Run a GPU application that uses eRDMA in a cluster. nccl-test is used as an example.

View the sample template of a GPU application that uses eRDMA

apiVersion: apps/v1
kind: StatefulSet
metadata:
  name: nccltest
spec:
  selector:
    matchLabels:
      app: nccltest
  serviceName: "nccltest"
  replicas: 2
  template:
    metadata:
      labels:
        app: nccltest
    spec:
      hostNetwork: true 
      dnsPolicy: ClusterFirstWithHostNet
      containers:
      - env:
        - name: NCCL_SOCKET_IFNAME
          value: "eth0"
        - name: NCCL_DEBUG
          value: "INFO"
        - name: NCCL_IB_GID_INDEX
          value: "1"
        image: <nccl-test-image-with-erdma>
        imagePullPolicy: Always
        name: nccltest
        securityContext:
          privileged: true
        resources:
          limits:
            nvidia.com/gpu: "8"
            aliyun/erdma: "1"
          requests:
            nvidia.com/gpu: "8"
            aliyun/erdma: "1"

Verify that eRDMA is used by NCCL.
You can check the communication type and the number of network interfaces used by NCCL in the application logs.

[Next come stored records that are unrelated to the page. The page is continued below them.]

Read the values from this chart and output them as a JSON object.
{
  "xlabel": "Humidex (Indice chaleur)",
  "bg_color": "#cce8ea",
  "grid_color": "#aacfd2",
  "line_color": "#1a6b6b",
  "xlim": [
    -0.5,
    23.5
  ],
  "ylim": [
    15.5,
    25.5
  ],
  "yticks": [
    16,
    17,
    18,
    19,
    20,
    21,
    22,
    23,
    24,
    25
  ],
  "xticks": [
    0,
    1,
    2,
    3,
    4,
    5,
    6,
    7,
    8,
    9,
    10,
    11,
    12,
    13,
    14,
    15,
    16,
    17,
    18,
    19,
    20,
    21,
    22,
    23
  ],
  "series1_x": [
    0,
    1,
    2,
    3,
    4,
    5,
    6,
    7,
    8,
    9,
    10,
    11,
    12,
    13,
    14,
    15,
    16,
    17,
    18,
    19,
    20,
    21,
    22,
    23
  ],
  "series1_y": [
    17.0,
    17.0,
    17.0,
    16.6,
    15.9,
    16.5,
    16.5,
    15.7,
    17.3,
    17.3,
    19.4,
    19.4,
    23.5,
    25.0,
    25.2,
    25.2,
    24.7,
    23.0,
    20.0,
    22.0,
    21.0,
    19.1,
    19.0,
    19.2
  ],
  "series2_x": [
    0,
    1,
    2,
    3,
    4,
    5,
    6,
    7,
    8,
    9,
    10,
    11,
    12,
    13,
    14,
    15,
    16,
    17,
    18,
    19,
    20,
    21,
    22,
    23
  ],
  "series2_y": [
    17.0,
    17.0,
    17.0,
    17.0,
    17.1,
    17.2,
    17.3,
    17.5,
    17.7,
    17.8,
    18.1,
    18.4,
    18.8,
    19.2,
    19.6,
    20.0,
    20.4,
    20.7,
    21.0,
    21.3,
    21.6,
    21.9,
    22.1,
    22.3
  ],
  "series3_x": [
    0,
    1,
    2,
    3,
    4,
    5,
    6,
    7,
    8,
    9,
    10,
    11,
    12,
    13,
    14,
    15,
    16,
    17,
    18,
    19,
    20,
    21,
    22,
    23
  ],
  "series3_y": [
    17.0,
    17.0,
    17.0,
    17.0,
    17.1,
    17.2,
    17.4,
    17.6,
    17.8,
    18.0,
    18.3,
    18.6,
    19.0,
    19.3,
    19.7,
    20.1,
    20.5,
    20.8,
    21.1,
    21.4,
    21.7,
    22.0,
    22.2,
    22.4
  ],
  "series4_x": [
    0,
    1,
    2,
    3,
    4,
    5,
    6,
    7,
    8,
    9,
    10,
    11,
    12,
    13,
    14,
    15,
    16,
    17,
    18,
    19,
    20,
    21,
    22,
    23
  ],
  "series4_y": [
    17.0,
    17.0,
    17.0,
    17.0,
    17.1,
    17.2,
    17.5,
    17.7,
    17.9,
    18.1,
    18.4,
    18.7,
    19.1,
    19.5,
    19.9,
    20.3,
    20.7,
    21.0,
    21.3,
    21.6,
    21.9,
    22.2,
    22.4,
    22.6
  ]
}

Example:
The command output indicates that the erdma_0 and erdma_1 eRDMA devices is accelerated.

Scenario 2: Use SMC-R to accelerate application networking

When you install ACK eRDMA Controller based on Step 1: Install ACK eRDMA Controller, set the preferDriver parameter to default to accelerate regular communication.

Create an application that can be accelerated by using SMC-R in a cluster based on the following sample code:

View the sample template of applications that use SMC-R

apiVersion: apps/v1
kind: Deployment
metadata:
  labels:
    app: app-with-erdma
  name: app-with-erdma
spec:
  replicas: 2
  selector:
    matchLabels:
      app: app-with-erdma
  template:
    metadata:
      labels:
        app: app-with-erdma
      annotations:
        network.alibabacloud.com/erdma-smcr: "true"
    spec:
      containers:
      - image: <application image>
        imagePullPolicy: Always
        name: app-with-erdma
        resources:
          limits:
            aliyun/erdma: 1

Check the status of network connections in the pod.
You can install smc-tools in a container and run the smcss command to view the acceleration results.
```
/# smcss
State          UID   Inode   Local Address           Peer Address            Intf Mode 
ACTIVE         00000 0059964 172.17.192.73:47772     172.17.192.10:80        0000 SMCR
```
In the command output, SMCR is displayed in the Mode column, which indicates that eRDMA is used by the connection.